Solo necesitaba cultivar adecuadamente, y su futuro habría sido ilimitado.
—Y sin embargo, ahora se encuentra en este estado medio muerto.
—¿Cree que valió la pena, Joven Maestro?
—Lo que no es mío nunca podrá serlo, y no lo quiero.
Solo quiero llegar a este mundo limpio y dejarlo limpio, igual que mi madre.
Xiao Mo sonrió mientras miraba a Xia Chan.
—En aquel entonces, cuando mi madre te encontró en la nieve y te trajo de vuelta, ¿crees que para ella valió la pena?
Xia Chan: —…
—Deberías irte —Xiao Mo agitó la mano—.
Mi discípula está volviendo.
Xia Chan giró la cabeza y vio a Jiang Qingyi lanzándole miradas asesinas desde detrás de un árbol.
—La Señora era una buena persona, pero las buenas personas no siempre reciben buenas recompensas —Xia Chan se dio la vuelta y desapareció en el bosque.
Después de que Xia Chan se fuera, Jiang Qingyi se acercó apresuradamente.
—Maestro, ¿qué quería esa persona de usted?

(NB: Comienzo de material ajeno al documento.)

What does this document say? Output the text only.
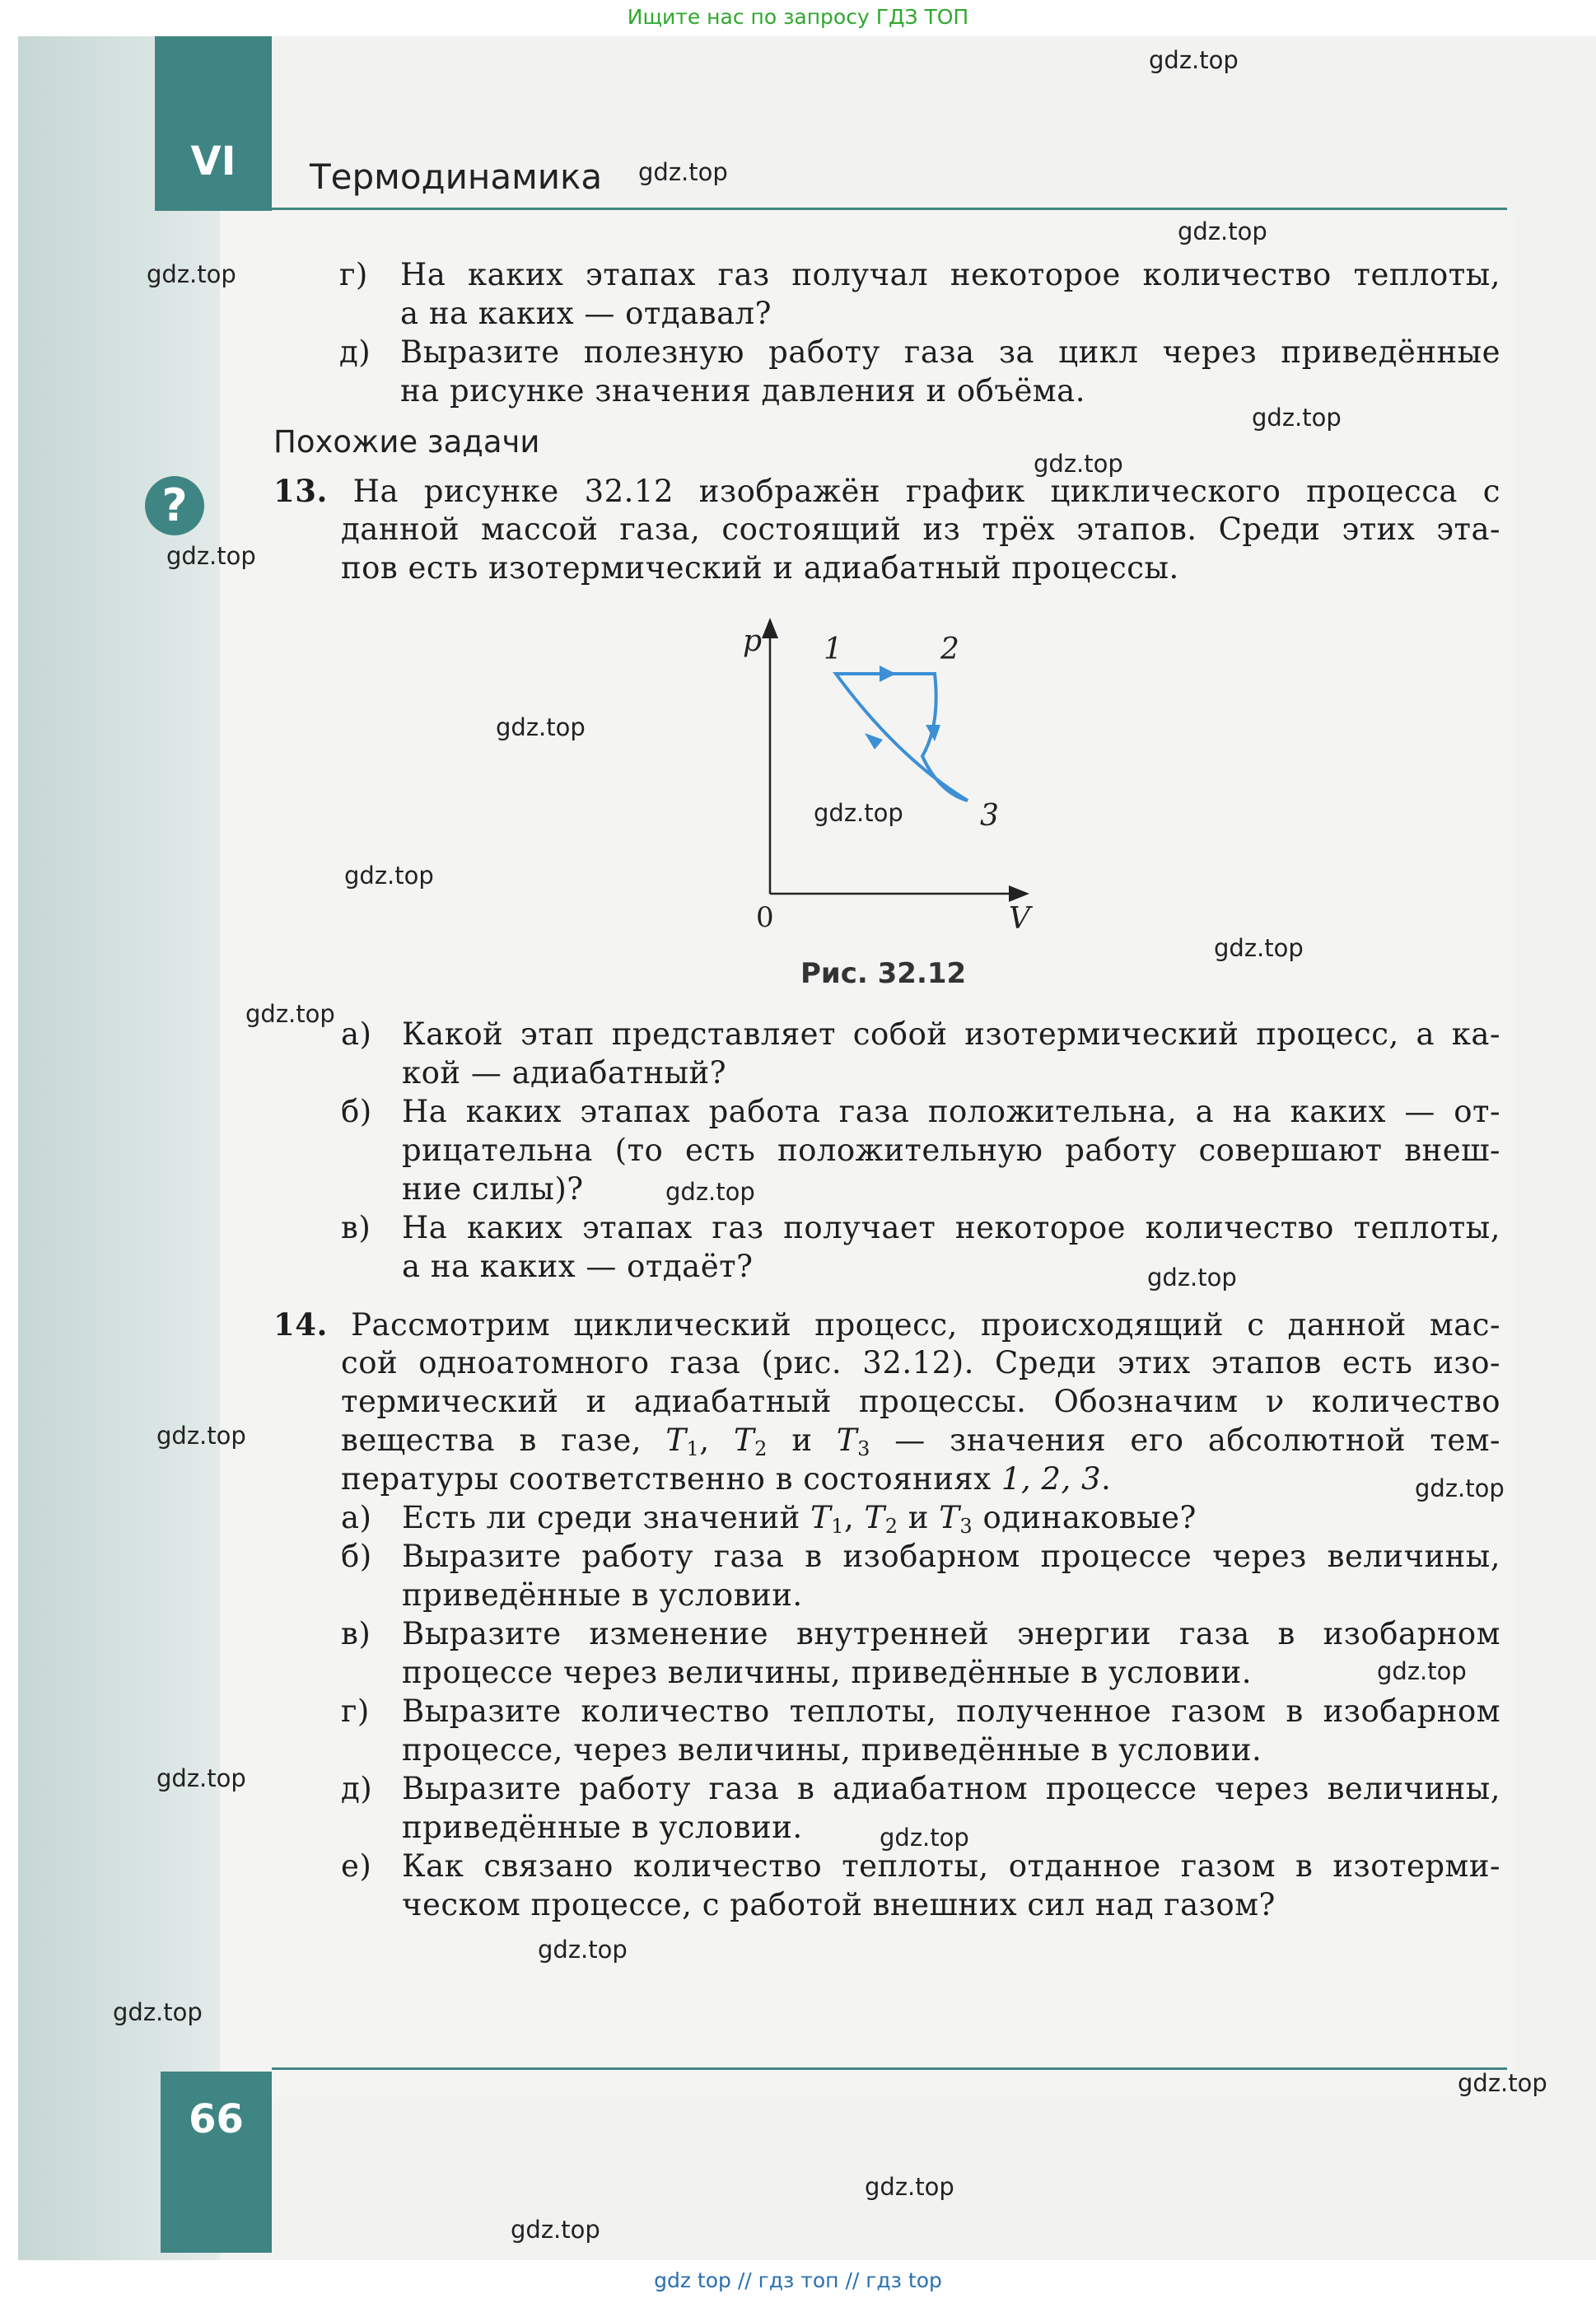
Ищите нас по запросу ГДЗ ТОП
VI	Термодинамика
г) На каких этапах газ получал некоторое количество теплоты,
а на каких — отдавал?
д) Выразите полезную работу газа за цикл через приведённые
на рисунке значения давления и объёма.
Похожие задачи
?	13. На рисунке 32.12 изображён график циклического процесса с
данной массой газа, состоящий из трёх этапов. Среди этих эта-
пов есть изотермический и адиабатный процессы.
p
V
0
1	2
3
Рис. 32.12
а) Какой этап представляет собой изотермический процесс, а ка-
кой — адиабатный?
б) На каких этапах работа газа положительна, а на каких — от-
рицательна (то есть положительную работу совершают внеш-
ние силы)?
в) На каких этапах газ получает некоторое количество теплоты,
а на каких — отдаёт?
14. Рассмотрим циклический процесс, происходящий с данной мас-
сой одноатомного газа (рис. 32.12). Среди этих этапов есть изо-
термический и адиабатный процессы. Обозначим ν количество
вещества в газе, $T_1$, $T_2$ и $T_3$ — значения его абсолютной тем-
пературы соответственно в состояниях 1, 2, 3.
а) Есть ли среди значений $T_1$, $T_2$ и $T_3$ одинаковые?
б) Выразите работу газа в изобарном процессе через величины,
приведённые в условии.
в) Выразите изменение внутренней энергии газа в изобарном
процессе через величины, приведённые в условии.
г) Выразите количество теплоты, полученное газом в изобарном
процессе, через величины, приведённые в условии.
д) Выразите работу газа в адиабатном процессе через величины,
приведённые в условии.
е) Как связано количество теплоты, отданное газом в изотерми-
ческом процессе, с работой внешних сил над газом?
66
gdz.top
gdz.top
gdz.top
gdz.top
gdz.top
gdz.top
gdz.top
gdz.top
gdz.top
gdz.top
gdz.top
gdz.top
gdz.top
gdz.top
gdz.top
gdz.top
gdz.top
gdz.top
gdz.top
gdz.top
gdz.top
gdz.top
gdz.top
gdz.top
gdz top // гдз топ // гдз top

—Me dijo que alguien quiere matarnos e incluso ha contratado al Pabellón de la Mariposa de Sangre —le dio Xiao Mo una palmadita en la cabeza a Jiang Qingyi—.
¿Y bien?
¿Tienes miedo?
Jiang Qingyi agarró el dorso de la mano de su maestro y negó enérgicamente con la cabeza.
—Mientras esté con usted, Maestro, no tengo miedo de nada.